Evans the Resourceful Innovator
Scott repeatedly praised Evans’ strength and ingenuity throughout their preparations and en route to the Pole. His journal records, ‘The men are equally fine. Edgar Evans has proved a useful member of our party; he looks after our sledges and sledge equipment with a care of management and a fertility of resource which is truly astonishing—on ‘trek’ he is just as sound and hard as ever and has an inexhaustible store of anecdote.’
Evans not only fitted up the sledges, he also modified or fabricated items that were found lacking: a lining for one of their tents, crampons, and new ski boots and overshoes for the men. With each innovation, Scott sang his praises,
‘We have designed new ski boots and I think they are going to be a success. Evans, P.O., has arisen well to the occasion as a boot maker…[The] sealskin overshoes for ski made by Evans seem to be a complete success. He has modified the shape of the toe to fit the ski irons better. I am very pleased with this arrangement.‘ and later, ‘We have worn our crampons all day and are delighted with them. P.O. Evans, the inventor of both crampons and ski shoes, is greatly pleased, and certainly we owe him much.’
When the ponies sank into deep snow, ‘The situation was saved by P.O. Evans, who put the last pair of snowshoes on Snatcher. From this he went on without much pressing, the other ponies followed…’
When pulling sledges, ‘P.O. Evans, of course, is a tower of strength…’
When shoes needed repair, ‘We had their shoes into our tent this morning, and P.O. Evans put them into shape again.’

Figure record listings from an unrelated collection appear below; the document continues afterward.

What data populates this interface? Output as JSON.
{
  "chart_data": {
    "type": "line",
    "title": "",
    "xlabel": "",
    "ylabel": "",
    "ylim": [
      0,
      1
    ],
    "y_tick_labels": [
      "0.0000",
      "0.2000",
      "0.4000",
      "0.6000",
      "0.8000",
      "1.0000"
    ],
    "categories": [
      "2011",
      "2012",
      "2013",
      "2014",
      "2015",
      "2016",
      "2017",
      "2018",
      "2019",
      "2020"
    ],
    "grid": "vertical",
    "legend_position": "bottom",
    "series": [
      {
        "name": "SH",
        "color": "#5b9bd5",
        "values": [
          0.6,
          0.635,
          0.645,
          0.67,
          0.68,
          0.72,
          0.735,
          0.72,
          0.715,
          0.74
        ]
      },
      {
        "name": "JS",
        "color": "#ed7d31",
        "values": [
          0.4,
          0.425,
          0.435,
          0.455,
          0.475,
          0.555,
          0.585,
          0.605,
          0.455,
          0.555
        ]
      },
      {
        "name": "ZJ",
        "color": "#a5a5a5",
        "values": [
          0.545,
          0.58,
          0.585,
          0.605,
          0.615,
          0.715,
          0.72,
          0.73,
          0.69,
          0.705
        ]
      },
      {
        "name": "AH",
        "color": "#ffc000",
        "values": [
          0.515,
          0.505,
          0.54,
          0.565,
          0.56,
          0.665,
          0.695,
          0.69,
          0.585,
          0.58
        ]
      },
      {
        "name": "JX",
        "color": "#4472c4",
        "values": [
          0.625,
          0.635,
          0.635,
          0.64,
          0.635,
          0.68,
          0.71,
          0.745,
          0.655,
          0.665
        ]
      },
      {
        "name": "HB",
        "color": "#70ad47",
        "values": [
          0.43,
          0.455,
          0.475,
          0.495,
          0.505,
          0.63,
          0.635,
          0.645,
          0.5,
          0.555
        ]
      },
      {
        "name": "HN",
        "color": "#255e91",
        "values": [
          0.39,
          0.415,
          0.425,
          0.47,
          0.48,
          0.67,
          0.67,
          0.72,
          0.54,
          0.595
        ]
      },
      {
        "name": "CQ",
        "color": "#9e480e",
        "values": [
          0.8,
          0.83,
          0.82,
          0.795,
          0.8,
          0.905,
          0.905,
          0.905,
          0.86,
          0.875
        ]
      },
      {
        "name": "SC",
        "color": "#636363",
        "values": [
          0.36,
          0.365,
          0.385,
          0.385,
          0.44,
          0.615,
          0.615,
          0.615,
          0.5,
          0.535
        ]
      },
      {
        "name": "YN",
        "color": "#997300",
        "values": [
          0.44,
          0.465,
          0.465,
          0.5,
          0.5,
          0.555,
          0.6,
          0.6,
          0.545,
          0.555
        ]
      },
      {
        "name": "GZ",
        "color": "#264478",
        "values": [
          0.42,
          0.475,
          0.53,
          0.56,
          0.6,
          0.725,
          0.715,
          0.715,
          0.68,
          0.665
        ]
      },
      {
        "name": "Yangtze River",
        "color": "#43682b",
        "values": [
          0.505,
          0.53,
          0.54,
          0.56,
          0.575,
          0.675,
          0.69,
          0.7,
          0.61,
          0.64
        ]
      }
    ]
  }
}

When the sledges became damaged near the pole, Evans, along with Crean, stripped them down, shortened them, and built them up again, ‘It is a very remarkable piece of work. Certainly P.O. Evans is the most invaluable asset to our party. To build a sledge under these conditions is a fact for special record.’
Evans the Unsung Hero
Evans only regained his rightful place as Scott’s loyal petty officer and an Antarctic hero after many years. The 1948 film Scott of the Antarctic, placed Edgar fairly as an important part of the expedition. In the 1960s, the Royal Navy named an accommodation block in Portsmouth after him—the Edgar Evans Building (the first not to be named after an admiral). In commemoration, Edgar’s Polar Medal and clasp was taken to the South Pole during the “Footsteps of Scott” expedition of 1986. More recently, historian Dr. Isobel P. Williams has written a book that squarely places Edgar Evans as an unsung hero and re-interprets the causes of the polar party’s demise.
Several Landmarks are named after P.O. Edgar Evans, including Evans Glacier, near where he died; Evans Neve; and Evans Piedmonte Glacier. [Cape Evans on Ross Island is named for F.O. Edward ‘Teddy’ Evans, of the Terra Nova expedition].